Robinhood's reliance on bots resulted in approval for thousands of customers who did not meet requirements or had red flags, Finra said.

Lapses in oversight also led to a series of outages on the platform in March 2020, harming customers, said Finra.

READ MORE: Is Robinhood raising billions to remain afloat?

Robinhood - which did not admit or deny Finra's allegations - said it has taken a number of steps to improve its service, such as hiring thousands of customer support staff and improving system redundancy to reduce outages.

"We are glad to put this matter behind us and look forward to continuing to focus on our customers and democratizing finance for all," a Robinhood spokeswoman said.

After the GameStop saga 

Robinhood and other online trading platforms have allowed retail investors to buy and sell stocks by sidestepping the high costs associated with traditional brokerage houses. 

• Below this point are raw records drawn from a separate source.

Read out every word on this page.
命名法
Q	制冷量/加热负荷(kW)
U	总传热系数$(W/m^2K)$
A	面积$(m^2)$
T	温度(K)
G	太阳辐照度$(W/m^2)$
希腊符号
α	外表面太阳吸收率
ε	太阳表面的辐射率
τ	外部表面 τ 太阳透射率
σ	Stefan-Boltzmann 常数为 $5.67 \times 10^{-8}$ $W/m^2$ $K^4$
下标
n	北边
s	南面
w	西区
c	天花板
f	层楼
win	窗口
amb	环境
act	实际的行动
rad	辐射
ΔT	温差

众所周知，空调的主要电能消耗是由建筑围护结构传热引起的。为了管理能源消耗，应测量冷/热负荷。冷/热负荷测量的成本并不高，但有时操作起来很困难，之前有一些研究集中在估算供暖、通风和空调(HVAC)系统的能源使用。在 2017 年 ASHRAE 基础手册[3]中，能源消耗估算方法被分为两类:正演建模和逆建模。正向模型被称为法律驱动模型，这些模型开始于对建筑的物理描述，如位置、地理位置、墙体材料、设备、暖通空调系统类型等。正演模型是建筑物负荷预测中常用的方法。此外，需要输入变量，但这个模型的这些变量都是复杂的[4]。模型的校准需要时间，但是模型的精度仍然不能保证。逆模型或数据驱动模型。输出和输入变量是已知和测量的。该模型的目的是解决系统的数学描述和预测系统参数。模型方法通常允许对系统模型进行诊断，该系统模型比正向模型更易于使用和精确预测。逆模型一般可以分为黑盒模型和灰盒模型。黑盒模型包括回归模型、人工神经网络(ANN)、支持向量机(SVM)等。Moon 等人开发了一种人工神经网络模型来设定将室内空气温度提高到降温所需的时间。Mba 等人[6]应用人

The retail investors have often traded in beaten down stocks, which are cheap and speculative but can offer high return if too many investors prop up their price. 

READ MORE: Democratisation of finance has limits 

Robinhood was at the heart of the rally earlier this year in which the price of GameStop, the troubled American video game retailer, shot up to unexplainably high level. 

The app was launched in 2014 by two former Stanford students, Baiju Bhatt and Vlad Tenev, a little after the Occupy Wall Street Movement as a way to give small investors means to dabble in the stocks. 

“Having worked in finance for a few years, we had the realisation that capital markets were ones that were not letting a lot of people be a part of them, and the $10 trade commission was a major [reason],” Bhatt told a conference in 2018. 

Unlike the big brokerages, Robinhood banks on the younger generation. Both Bhatt and Tenev themselves were born in the mid-80s.  

Its employees don’t wear suits to work. The company’s website is as lively as its name. Bhatt has long hair and has mostly been seen wearing t-shirts. In pictures, employees can be seen working on wooden chairs against a backdrop of murals where monkeys don spacesuits. 

Robinhood has over 13 million users.